A demissão de Roger Machado do São Paulo ocorreu horas após a derrota por 3 a 1 para o Juventude, que tirou o Tricolor da Copa do Brasil. A mudança marcou o fim de uma passagem conturbada sob a direção técnica do treinador.
O episódio é visto como reflexo de uma crise institucional que, segundo observadores, foi transferida para o futebol pela troca de Hernán Crespo por Roger. A diretoria entendia que a troca teria impactos estratégicos, mas a decisão intensificou o desgaste no elenco.

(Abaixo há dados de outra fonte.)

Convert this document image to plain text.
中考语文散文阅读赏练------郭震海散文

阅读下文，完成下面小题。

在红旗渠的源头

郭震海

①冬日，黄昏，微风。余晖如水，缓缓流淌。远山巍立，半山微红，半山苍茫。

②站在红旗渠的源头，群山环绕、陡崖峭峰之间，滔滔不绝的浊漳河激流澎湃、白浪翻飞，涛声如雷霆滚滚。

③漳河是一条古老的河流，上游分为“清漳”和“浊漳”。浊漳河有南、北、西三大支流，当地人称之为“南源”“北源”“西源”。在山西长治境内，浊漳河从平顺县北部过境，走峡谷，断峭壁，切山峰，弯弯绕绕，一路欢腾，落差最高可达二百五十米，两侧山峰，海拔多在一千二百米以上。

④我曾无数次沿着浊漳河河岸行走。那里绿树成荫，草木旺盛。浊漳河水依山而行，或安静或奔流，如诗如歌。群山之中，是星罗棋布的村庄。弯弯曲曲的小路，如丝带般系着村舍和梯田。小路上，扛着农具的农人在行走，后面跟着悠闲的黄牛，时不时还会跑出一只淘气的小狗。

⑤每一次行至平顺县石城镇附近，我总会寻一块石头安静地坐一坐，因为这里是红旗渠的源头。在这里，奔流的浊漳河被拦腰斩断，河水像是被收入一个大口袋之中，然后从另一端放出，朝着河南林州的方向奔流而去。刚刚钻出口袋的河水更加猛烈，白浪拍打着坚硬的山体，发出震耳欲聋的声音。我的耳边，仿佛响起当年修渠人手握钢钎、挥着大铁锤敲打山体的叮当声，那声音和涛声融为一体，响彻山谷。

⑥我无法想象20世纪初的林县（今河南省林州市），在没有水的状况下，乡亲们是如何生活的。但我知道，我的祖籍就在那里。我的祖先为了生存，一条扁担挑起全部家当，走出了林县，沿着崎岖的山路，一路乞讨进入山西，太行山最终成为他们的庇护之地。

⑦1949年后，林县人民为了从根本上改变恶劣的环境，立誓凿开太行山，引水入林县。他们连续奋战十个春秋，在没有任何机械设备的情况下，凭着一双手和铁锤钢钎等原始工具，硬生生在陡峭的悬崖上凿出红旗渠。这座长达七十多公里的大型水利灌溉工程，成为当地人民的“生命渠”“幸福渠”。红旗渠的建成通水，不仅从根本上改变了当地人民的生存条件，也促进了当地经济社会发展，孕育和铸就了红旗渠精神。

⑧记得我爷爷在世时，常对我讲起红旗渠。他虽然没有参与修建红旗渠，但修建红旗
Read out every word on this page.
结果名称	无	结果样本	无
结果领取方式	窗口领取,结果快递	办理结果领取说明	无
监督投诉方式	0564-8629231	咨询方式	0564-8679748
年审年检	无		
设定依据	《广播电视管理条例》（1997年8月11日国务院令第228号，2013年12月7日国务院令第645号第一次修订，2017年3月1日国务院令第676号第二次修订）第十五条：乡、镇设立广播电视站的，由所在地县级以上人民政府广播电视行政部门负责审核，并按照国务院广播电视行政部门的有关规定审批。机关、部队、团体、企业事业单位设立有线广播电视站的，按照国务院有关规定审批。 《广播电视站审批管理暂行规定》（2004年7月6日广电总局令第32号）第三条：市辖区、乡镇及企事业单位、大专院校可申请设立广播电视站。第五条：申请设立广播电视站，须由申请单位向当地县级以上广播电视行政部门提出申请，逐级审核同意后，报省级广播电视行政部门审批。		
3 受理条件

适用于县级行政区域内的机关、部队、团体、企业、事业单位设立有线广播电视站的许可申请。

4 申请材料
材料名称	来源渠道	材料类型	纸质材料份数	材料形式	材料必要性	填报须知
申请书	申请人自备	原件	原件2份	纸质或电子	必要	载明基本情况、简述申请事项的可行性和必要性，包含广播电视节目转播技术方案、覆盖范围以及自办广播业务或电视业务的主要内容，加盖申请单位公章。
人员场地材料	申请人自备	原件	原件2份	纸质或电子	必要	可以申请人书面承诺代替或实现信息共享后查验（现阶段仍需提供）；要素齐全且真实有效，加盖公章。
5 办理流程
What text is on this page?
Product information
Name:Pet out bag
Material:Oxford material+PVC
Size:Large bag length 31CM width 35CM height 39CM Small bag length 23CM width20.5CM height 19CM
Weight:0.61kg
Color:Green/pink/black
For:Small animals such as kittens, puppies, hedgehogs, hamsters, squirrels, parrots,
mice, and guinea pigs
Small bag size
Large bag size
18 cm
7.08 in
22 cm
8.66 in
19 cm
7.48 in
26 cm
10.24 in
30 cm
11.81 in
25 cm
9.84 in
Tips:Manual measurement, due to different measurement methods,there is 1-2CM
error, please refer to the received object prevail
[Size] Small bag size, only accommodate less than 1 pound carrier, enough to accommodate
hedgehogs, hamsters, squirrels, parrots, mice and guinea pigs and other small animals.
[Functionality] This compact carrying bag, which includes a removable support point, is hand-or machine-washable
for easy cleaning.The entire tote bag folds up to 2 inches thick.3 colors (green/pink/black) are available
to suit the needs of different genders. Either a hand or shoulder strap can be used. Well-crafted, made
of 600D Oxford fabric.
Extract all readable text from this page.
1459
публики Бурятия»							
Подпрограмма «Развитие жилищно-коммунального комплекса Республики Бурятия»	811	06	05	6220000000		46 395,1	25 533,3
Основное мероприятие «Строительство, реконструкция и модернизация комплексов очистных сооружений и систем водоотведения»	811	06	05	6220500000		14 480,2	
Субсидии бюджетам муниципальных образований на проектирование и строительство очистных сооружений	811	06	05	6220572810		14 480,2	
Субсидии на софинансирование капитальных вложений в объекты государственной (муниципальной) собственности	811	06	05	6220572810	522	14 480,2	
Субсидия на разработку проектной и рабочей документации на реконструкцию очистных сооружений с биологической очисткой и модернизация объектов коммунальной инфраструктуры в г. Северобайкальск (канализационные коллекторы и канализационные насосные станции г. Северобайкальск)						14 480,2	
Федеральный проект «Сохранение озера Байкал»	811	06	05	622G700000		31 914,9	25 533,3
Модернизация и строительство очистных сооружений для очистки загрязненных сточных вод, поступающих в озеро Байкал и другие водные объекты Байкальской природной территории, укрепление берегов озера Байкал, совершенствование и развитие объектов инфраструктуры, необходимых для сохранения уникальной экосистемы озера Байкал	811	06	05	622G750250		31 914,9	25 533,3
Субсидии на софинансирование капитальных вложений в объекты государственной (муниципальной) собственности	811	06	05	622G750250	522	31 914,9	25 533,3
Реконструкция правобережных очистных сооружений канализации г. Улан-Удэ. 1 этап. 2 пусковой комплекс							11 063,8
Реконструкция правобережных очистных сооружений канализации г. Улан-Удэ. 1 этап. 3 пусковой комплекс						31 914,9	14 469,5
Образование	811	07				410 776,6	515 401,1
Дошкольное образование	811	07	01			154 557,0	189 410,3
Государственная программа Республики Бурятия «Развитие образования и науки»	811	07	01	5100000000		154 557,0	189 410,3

Quando houve a demissão, o local foi o vestiário do São Paulo em Caxias do Sul, após a derrota. O clube não comunicou o ato com antecedência de forma tradicional, o que levantou questionamentos sobre a estrutura de comando. A ausência do presidente na ocasião foi mencionada como fator de instabilidade.
Contexto da demissão
A leitura de analistas aponta que a troca de treinador contribuiu para a crise interna do clube, com repercussões no desempenho do time. A comunicação interna, segundo relatos, não seguiu o padrão de demissões anteriores, o que gerou desorganização perceptível entre jogadores e comissão técnica.
O São Paulo hoje enfrenta o desafio de definir nova liderança técnica sem confirmar adesões de nomes ainda em avaliação. A situação destaca dificuldades de gestão e de planejamento em meio a ciclos políticos do clube.